La datalphabétisation des entreprises responsables

19.05.20 03:20 PM

Pour devenir pleinement responsables, les entreprises ne peuvent plus se contenter de mesurer des indicateurs de performance. Elles doivent développer une culture de la donnée pour faire connaître leur impact sur leur écosystème.
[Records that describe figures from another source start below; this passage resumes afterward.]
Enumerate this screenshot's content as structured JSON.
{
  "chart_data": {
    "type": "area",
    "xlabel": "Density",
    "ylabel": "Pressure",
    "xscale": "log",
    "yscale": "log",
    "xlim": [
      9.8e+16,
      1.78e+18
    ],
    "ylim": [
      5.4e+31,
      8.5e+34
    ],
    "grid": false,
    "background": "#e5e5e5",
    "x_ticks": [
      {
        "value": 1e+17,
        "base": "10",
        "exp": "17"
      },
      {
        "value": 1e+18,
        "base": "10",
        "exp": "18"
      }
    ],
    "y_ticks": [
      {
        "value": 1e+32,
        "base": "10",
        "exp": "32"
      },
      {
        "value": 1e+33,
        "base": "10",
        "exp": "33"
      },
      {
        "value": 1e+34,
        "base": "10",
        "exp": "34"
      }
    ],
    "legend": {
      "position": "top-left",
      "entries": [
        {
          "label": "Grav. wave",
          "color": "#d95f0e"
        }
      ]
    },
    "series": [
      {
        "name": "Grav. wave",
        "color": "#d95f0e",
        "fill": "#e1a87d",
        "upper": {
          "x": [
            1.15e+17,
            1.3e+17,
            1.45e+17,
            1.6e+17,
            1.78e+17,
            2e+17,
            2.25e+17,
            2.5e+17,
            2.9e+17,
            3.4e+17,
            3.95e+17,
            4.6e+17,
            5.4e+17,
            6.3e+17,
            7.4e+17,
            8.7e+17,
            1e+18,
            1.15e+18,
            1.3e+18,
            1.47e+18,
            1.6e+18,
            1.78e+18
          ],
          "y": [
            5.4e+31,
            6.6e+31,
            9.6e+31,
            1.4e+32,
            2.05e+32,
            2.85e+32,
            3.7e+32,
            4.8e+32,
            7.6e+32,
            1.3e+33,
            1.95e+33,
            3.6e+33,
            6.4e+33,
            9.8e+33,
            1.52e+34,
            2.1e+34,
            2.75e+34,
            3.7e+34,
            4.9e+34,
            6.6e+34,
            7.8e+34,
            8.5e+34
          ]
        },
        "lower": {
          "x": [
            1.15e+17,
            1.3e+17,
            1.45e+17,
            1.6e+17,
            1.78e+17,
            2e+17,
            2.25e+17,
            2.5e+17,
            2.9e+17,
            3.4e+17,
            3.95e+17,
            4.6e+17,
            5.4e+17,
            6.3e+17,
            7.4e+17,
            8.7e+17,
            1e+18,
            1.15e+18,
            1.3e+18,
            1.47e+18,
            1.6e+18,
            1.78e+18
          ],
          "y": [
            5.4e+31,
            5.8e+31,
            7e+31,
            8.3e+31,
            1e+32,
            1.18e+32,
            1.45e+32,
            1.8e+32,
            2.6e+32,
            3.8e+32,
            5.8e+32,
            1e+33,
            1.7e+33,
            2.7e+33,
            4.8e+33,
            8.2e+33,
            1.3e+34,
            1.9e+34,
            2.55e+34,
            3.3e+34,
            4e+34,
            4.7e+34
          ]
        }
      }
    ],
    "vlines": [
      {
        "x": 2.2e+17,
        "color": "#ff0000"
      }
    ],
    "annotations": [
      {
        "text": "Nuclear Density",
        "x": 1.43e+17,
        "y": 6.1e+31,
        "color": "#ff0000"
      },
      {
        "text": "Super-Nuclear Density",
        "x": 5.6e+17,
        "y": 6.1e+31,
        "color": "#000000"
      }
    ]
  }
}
Depuis plusieurs dizaines d’années, les organisations ont mis en place process et automates pour piloter leur activité. Chaque fonction de l’entreprise a ainsi défini ses indicateurs clés auprès desquels elle évalue sa performance. La mesure régulière de ces indicateurs permet de rendre compte dans le temps des progrès accomplis. Des travaux de Frederick Taylor à la généralisation des progiciels, le monde industriel s’est ingénié à identifier et consolider les indicateurs clés d’une entreprise. Ainsi, le succès d'un logiciel comme SAP repose sur la formalisation d’un lien entre les taches automatisées et leur impact sur les finances. Il contribue à révéler l’« exosquelette » de l’organisation et permet à un dirigeant de se construire une représentation des possibilités « mécaniques » (en l’occurrence financières) de son entreprise. La performance est ainsi évaluée au travers d'un tableau de bord (Balance Scorecard) qui comporte les indicateurs les plus représentatifs de son activité.

Le rêve de tout dirigeant est d'incarner un pilote de vaisseau amiral : en jetant un œil à ce tableau de bord, il doit savoir s’il faut virer à droite ou à gauche, forcer l’allure pour échapper à l’attraction d’un trou noir ou ralentir pour réparer et renforcer ces boucliers. Encore faut-il être capable d’identifier trous noirs et rayonnements, de situer l’existence et la disponibilité des expertises de maintenance et de réorganiser dynamiquement le plan de vol initial. La réalité est que le tableau de bord évoqué plus haut est peu exploitable pour prendre ces décisions : les indicateurs donnent un aperçu des différentes fonctions du vaisseau, mais n’intègrent qu’à la marge les caractéristiques de l’environnement, la subtilité des liens sociaux ou la variété des circonstances…

 

Depuis quelques années, les nouvelles technologies de l’information et de la communication génèrent une explosion de données. De nouvelles sources - les objets connectés, les réseaux sociaux, les outils de simulation…- en produisent une variété considérable - des images, des sons, du texte - qui rendent compte d’observations ou de ressentis sur les événements les plus divers. La photo d’un homme en uniforme, l’enregistrement d’une voix, le manuscrit d’un discours sont autant de données à rattacher à un moment, une situation, un contexte, autant d’indices qui vont rendre compte de la réalité. L’abondance des données, la richesse qui les caractérise font d’elles une matière première qui suscite de nombreuses convoitises. En fait, c’est leur dynamique qui les rend aussi attrayantes : elles reflètent l’air du temps, la complexité des relations, la diversité des écosystèmes. Cette profusion de données et les nuances qu’elle laisse entrevoir tranche avec la rigidité des indicateurs et la faible portée de leurs mesures.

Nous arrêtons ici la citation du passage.